Looks like the team presented at HotStorage 2019[1] from July with slides from their talk[2].

[1] https://www.usenix.org/conference/hotstorage19/workshop-prog...

[2] https://www.usenix.org/sites/default/files/conference/protec...


Did they benchmark against B+Trees and LSM? I don’t see that in the slides.


Slides 13, 14 and 15 show Jungle's performance using a range of compaction factors (C=[2, 3, 5, 10]) measured against LSM-tree using leveled compaction and LSM variant using tiered (aka size) compaction.

Having said this, the paper itself (in the original link) under Section 4 "Evaluation" describes the differences in more detail, and Figure 6 probably does the best job of showing Jungle benefits in a compact human-readable line of charts.

If I'm reading the paper correctly, and as summarized on slide 16, using the combination of CoW B+ and LSM means that instead of a 3-way tradeoff between Read/Write/Space, Jungle can minimize the cost trade-off such that the only remaining material trade-off is Write/Space.

Pretty cool stuff.


I looked at those slides twice and only saw them as comparing different settings of their algorithms. I dunno if that says more about me or how long PhD students (haven’t) spent with Tufte.

Maybe three colors for the bars.


>>[...] how long PhD students (haven’t) spent with Tufte.

I think this :) I also had to look more closely a few times.


its exciting that things are happening again in db-land. A few years ago it was Fractal Trees, then leveldb arrived and got wider adoption, then Facebook put it in MySQL with MyRocks etc.

Very recently timescaledb did some really really interesting stuff with compressing tables, and I’m wondering if that is useable with non-time-series data too etc?

I’m a heavy tokudb user because of the compression and I’m looking forward to seeing if a b+ lsm with compression is going to turn up in MySQL or even better Postgres.


Is there any reason Postgres or other projects could not adopt tokudb's solution?


Architecturally, MySQL went with a “the storage engine is a plug-in” and Postgres went with a more traditional “the storage is part of the core”.

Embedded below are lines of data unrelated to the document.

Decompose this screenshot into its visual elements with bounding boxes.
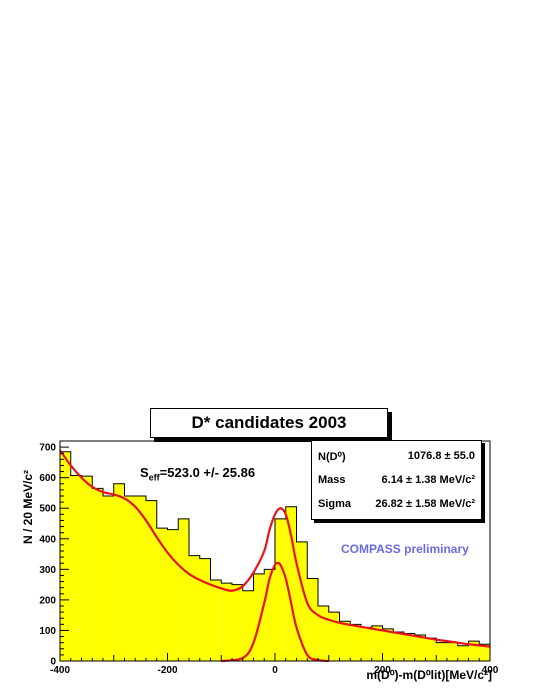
- stat-label-mass: Mass: [318, 474, 346, 486]
- histogram-bar: [70, 475, 82, 661]
- histogram-bar: [361, 627, 372, 661]
- histogram-bar: [447, 642, 458, 661]
- x-tick-label: -200: [157, 665, 177, 676]
- stat-value-sigma: 26.82 ± 1.58 MeV/c²: [375, 498, 475, 510]
- histogram-bar: [350, 624, 361, 661]
- stat-row-mass: Mass 6.14 ± 1.38 MeV/c²: [318, 470, 475, 490]
- x-axis-label: m(D⁰)-m(D⁰lit)[MeV/c²]: [366, 668, 492, 682]
- stat-row-sigma: Sigma 26.82 ± 1.58 MeV/c²: [318, 494, 475, 514]
- histogram-bar: [60, 451, 71, 661]
- histogram-bar: [167, 529, 179, 661]
- stat-label-sigma: Sigma: [318, 498, 352, 510]
- histogram-bar: [92, 488, 103, 661]
- histogram-bar: [479, 644, 490, 661]
- stat-label-yield: N(D⁰): [318, 450, 346, 463]
- fit-statistics-box: N(D⁰) 1076.8 ± 55.0 Mass 6.14 ± 1.38 MeV…: [311, 440, 482, 520]
- histogram-bar: [113, 483, 125, 661]
- chart-title: D* candidates 2003: [150, 408, 388, 438]
- histogram-bar: [307, 578, 318, 661]
- y-tick-label: 400: [39, 534, 56, 545]
- fit-total-curve: [59, 449, 491, 648]
- stat-value-yield: 1076.8 ± 55.0: [407, 450, 475, 462]
- chart-title-text: D* candidates 2003: [191, 413, 347, 432]
- stat-row-yield: N(D⁰) 1076.8 ± 55.0: [318, 446, 475, 466]
- histogram-bar: [382, 628, 394, 661]
- histogram-bar: [189, 555, 200, 661]
- y-tick-label: 500: [39, 504, 56, 515]
- x-tick-label: 200: [374, 665, 391, 676]
- histogram-bar: [135, 496, 146, 661]
- y-tick-label: 100: [39, 626, 56, 637]
- histogram-bars: [59, 451, 490, 661]
- histogram-bar: [318, 606, 329, 661]
- histogram-bar: [103, 496, 114, 661]
- histogram-bar: [371, 625, 383, 661]
- histogram-bar: [242, 590, 254, 661]
- histogram-bar: [178, 518, 189, 661]
- stat-value-mass: 6.14 ± 1.38 MeV/c²: [381, 474, 475, 486]
- y-tick-label: 200: [39, 595, 56, 606]
- y-axis-label: N / 20 MeV/c²: [21, 469, 35, 545]
- y-tick-label: 600: [39, 473, 56, 484]
- histogram-bar: [253, 573, 265, 661]
- histogram-bar: [436, 642, 447, 661]
- x-tick-label: -400: [50, 665, 70, 676]
- histogram-bar: [339, 621, 351, 661]
- y-tick-label: 0: [50, 657, 56, 668]
- histogram-bar: [285, 506, 297, 661]
- histogram-bar: [124, 496, 136, 661]
- x-tick-label: 0: [272, 665, 278, 676]
- histogram-bar: [221, 583, 232, 661]
- histogram-bar: [296, 541, 308, 661]
- fit-signal-curve: [221, 561, 329, 663]
- preliminary-label: COMPASS preliminary: [341, 542, 469, 556]
- histogram-bar: [199, 558, 211, 661]
- histogram-bar: [404, 633, 415, 661]
- histogram-outline: [59, 451, 490, 661]
- histogram-bar: [264, 569, 275, 661]
- histogram-bar: [156, 528, 168, 661]
- fit-curves: [59, 449, 491, 663]
- histogram-bar: [232, 584, 243, 661]
- histogram-bar: [81, 476, 93, 661]
- histogram-bar: [457, 645, 469, 661]
- histogram-bar: [425, 638, 437, 661]
- x-tick-label: 400: [482, 665, 499, 676]
- histogram-bar: [146, 500, 157, 661]
- y-tick-label: 700: [39, 443, 56, 454]
- histogram-bar: [328, 612, 340, 661]
- histogram-bar: [468, 641, 480, 661]
- y-tick-label: 300: [39, 565, 56, 576]
- signal-efficiency-annotation: Seff=523.0 +/- 25.86: [140, 465, 256, 483]
- histogram-bar: [210, 580, 222, 661]
- histogram-bar: [275, 518, 286, 661]
- axes: -400 -200 0 200 400 0 100 200 300 400 500 600 700: [39, 440, 499, 676]
- histogram-bar: [393, 631, 404, 661]
- histogram-bar: [414, 635, 426, 661]
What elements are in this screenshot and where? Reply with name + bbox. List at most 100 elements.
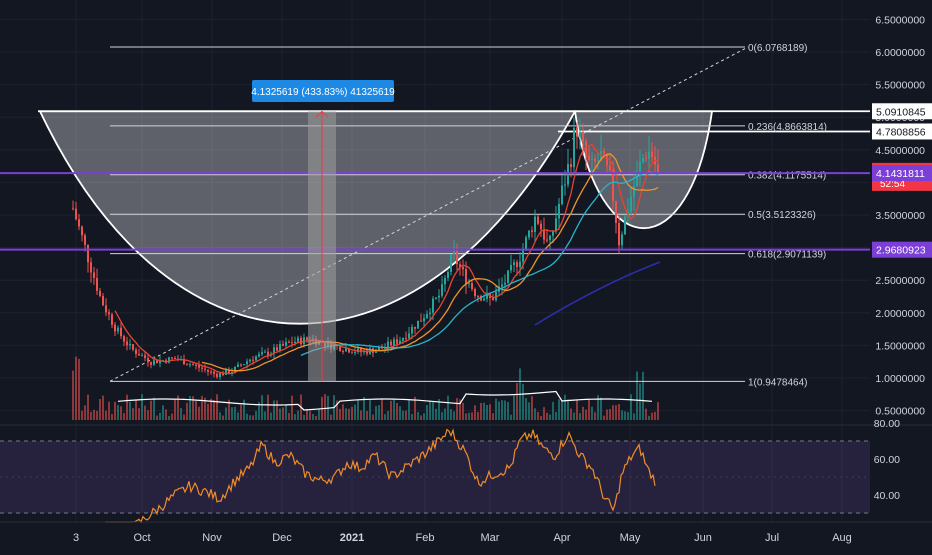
candle-body — [405, 337, 407, 339]
volume-bar — [246, 413, 248, 420]
candle-body — [543, 229, 545, 240]
volume-bar — [375, 406, 377, 420]
volume-bar — [498, 401, 500, 420]
price-axis-label: 2.0000000 — [875, 308, 925, 320]
volume-bar — [507, 401, 509, 420]
candle-body — [471, 283, 473, 289]
volume-bar — [87, 394, 89, 420]
volume-bar — [450, 409, 452, 420]
candle-body — [339, 345, 341, 352]
candle-body — [288, 342, 290, 344]
price-axis-label: 3.5000000 — [875, 210, 925, 222]
volume-bar — [234, 406, 236, 420]
volume-bar — [72, 370, 74, 420]
candle-body — [135, 349, 137, 355]
volume-bar — [444, 408, 446, 420]
candle-body — [213, 371, 215, 374]
volume-bar — [486, 404, 488, 420]
candle-body — [81, 226, 83, 236]
volume-bar — [381, 398, 383, 420]
volume-bar — [558, 399, 560, 420]
candle-body — [96, 278, 98, 291]
volume-bar — [171, 413, 173, 420]
candle-body — [174, 358, 176, 360]
time-axis-label: 3 — [73, 532, 79, 544]
price-axis-label: 6.5000000 — [875, 14, 925, 26]
candle-body — [111, 314, 113, 325]
candle-body — [444, 277, 446, 285]
candle-body — [633, 186, 635, 197]
ma-mid-line — [201, 152, 659, 372]
candle-body — [198, 365, 200, 368]
volume-bar — [429, 400, 431, 420]
volume-bar — [372, 414, 374, 420]
candle-body — [138, 354, 140, 356]
candle-body — [183, 358, 185, 365]
volume-bar — [534, 408, 536, 420]
candle-body — [75, 208, 77, 220]
volume-bar — [90, 411, 92, 420]
candle-body — [480, 296, 482, 301]
candle-body — [630, 196, 632, 212]
volume-bar — [603, 415, 605, 420]
candle-body — [360, 348, 362, 353]
fib-label: 0(6.0768189) — [748, 43, 808, 54]
price-axis-label: 0.5000000 — [875, 406, 925, 418]
candle-body — [459, 264, 461, 267]
candle-body — [474, 288, 476, 296]
volume-bar — [477, 412, 479, 420]
price-tag-box — [872, 241, 932, 258]
volume-bar — [573, 412, 575, 420]
time-axis-label: Feb — [416, 532, 435, 544]
ma-long-line — [534, 261, 661, 326]
candle-body — [564, 184, 566, 186]
candle-body — [426, 314, 428, 319]
volume-bar — [513, 395, 515, 420]
price-axis[interactable]: 6.50000006.00000005.50000005.00000004.50… — [872, 14, 932, 502]
candle-body — [108, 312, 110, 315]
volume-bar — [612, 405, 614, 420]
time-axis-label: Apr — [553, 532, 570, 544]
candle-body — [414, 326, 416, 329]
volume-bar — [480, 403, 482, 420]
candle-body — [519, 261, 521, 267]
candle-body — [597, 160, 599, 162]
volume-bar — [465, 413, 467, 420]
volume-bar — [435, 408, 437, 420]
volume-bar — [174, 399, 176, 420]
candle-body — [189, 364, 191, 366]
candle-body — [423, 318, 425, 322]
candle-body — [510, 264, 512, 271]
volume-bar — [162, 405, 164, 420]
candle-body — [168, 357, 170, 363]
drawings[interactable]: 4.1325619 (433.83%) 41325619 — [0, 80, 870, 382]
candle-body — [609, 165, 611, 171]
volume-bar — [303, 414, 305, 420]
candle-body — [345, 348, 347, 352]
volume-bar — [159, 412, 161, 420]
volume-bar — [525, 398, 527, 420]
candle-body — [582, 131, 584, 142]
time-axis-label: Dec — [272, 532, 292, 544]
candle-body — [513, 262, 515, 265]
volume-bar — [453, 411, 455, 420]
candle-body — [90, 262, 92, 273]
candle-body — [195, 364, 197, 366]
volume-bar — [504, 400, 506, 420]
volume-bar — [183, 414, 185, 420]
volume-bar — [186, 402, 188, 420]
volume-bar — [114, 401, 116, 420]
volume-bar — [123, 413, 125, 420]
volume-bar — [222, 415, 224, 420]
time-axis[interactable]: 3 Oct Nov Dec 2021 Feb Mar Apr May Jun Jul Aug — [0, 521, 932, 544]
candle-body — [99, 290, 101, 296]
volume-bar — [411, 413, 413, 420]
fibonacci-retracement[interactable]: 0(6.0768189) 0.236(4.8663814) 0.382(4.1175… — [110, 43, 827, 388]
volume-bar — [354, 404, 356, 420]
volume-bar — [195, 401, 197, 420]
time-axis-label: Nov — [202, 532, 222, 544]
volume-bar — [579, 413, 581, 420]
candle-body — [501, 284, 503, 287]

Postgres has slowly grown some ... tolerance ... for alternative storage engines, via federation and forks like greenplum and timescaledb that put their own engines in, but they are always feeling like second class citizens and hitting integration limits.


What made you pick TokuDB instead of MyRocks?

I got the impression that TokuDB is pretty much dead. Hasn't Percona stopped updating TokuDB and is focusing on MyRocks instead?


I picked tokudb before myrocks existed.

Tokudb runs rings around myrocks. Particularly, it has better read/write perf and much better compression.

But it will disappear by MySQL 9. Tokudb died because it wasn’t widely adopted nor sponsored, not because it was worse tech.

I think the recent timescaledb stuff about compression is really promising. I hope Postgres moves towards built-in compression rather than telling people the fs should do it.


I hope TimescaleDB compression level will eventually reach VictoriaMetrics compression level for typical time series data :) [1]

[1] https://medium.com/@valyala/measuring-vertical-scalability-f...


Is source code available?


How does the performance compare to B-epsilon trees, which are B trees with a write buffer in each node to make writes more efficient.